JAKARTA -- Isu SARA masih menjadi hal yang kerap digunakan dalam pilkada. Padahal ,UU No 10 Tahun 2016 Pasal 69 telah melarangnya.

Koordinator JPPR Masykurudin Hafidz mengatakan, jika peserta pilkada dan pendukungnya melanggar Pasal 69 dalam UU Pemilu, mereka dapat dipenjara paling singkat tiga bulan dan paling lama 18 bulan dan atau denda paling sedikit Rp 600 ribu dan paling banyak Rp 6 juta. "Kata kunci dari praktik penggunaan SARA adalah pada kata `penghinaan'," kata Masykurudin, awal pekan ini.

Menurut Masykurudin, penghinaan adalah perbuatan baik lisan maupun tulisan yang ditujukan untuk menistakan atau melakukan pencemaran nama baik terhadap calon kepala daerah. 

Dalam konteks pilkada, kata Masykurudin, perbuatan yang dilakukan untuk menistakan calon kepala daerah dengan menggunakan latar belakang suku, agama, ras, dan antargolongan. 

"Artinya, bagaimana suku, agama, ras, dan antargolongan digunakan untuk menistakan calon atau pasangan calon dalam proses penyelenggaraan pilkada," ujarnya.

Lanjut Masykurudin, batasan penistaan atau bukan dalam konteks pilkada adalah pengaruhnya terhadap keterpilihan calon.
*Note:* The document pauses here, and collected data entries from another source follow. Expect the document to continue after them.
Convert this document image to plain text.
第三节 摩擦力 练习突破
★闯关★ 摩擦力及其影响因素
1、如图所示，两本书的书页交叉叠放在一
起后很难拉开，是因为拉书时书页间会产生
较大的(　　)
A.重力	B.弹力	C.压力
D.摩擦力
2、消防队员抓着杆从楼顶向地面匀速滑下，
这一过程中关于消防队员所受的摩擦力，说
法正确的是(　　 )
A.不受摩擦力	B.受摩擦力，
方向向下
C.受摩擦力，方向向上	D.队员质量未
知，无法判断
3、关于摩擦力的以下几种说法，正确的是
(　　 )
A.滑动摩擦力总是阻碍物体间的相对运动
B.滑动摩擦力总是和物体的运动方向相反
Artinya, terdapat kerugian atas keterpilihan yang dialami pasangan calon atas adanya praktik penistaan tersebut. 

"Apabila tindakan penistaan tersebut dinilai oleh calon telah merugikan nama baik dan memengaruhi keterpilihan, maka dapat melaporkannya kepada pihak yang menangani," katanya.

Masykurudin berpendapat, proses penegakan hukum pidana pilkada menjadi jalur paling baik untuk memberikan sanksi sekaligus tindakan pencegahan terhadap praktik penghinaan dengan menggunakan isu SARA. Tindakan tersebut dapat dilakukan oleh calon sekaligus untuk langsung melaporkan ke lembaga pengawas daripada menanggapinya kembali sehingga menjadi perdebatan publik yang sering kali kontraproduktif. 

Menurutnya, semakin cepat proses penegakan hukum terkait SARA menjadi wujud komitmen semua pihak dan akan terjadi saling kontrol antarpasangan calon.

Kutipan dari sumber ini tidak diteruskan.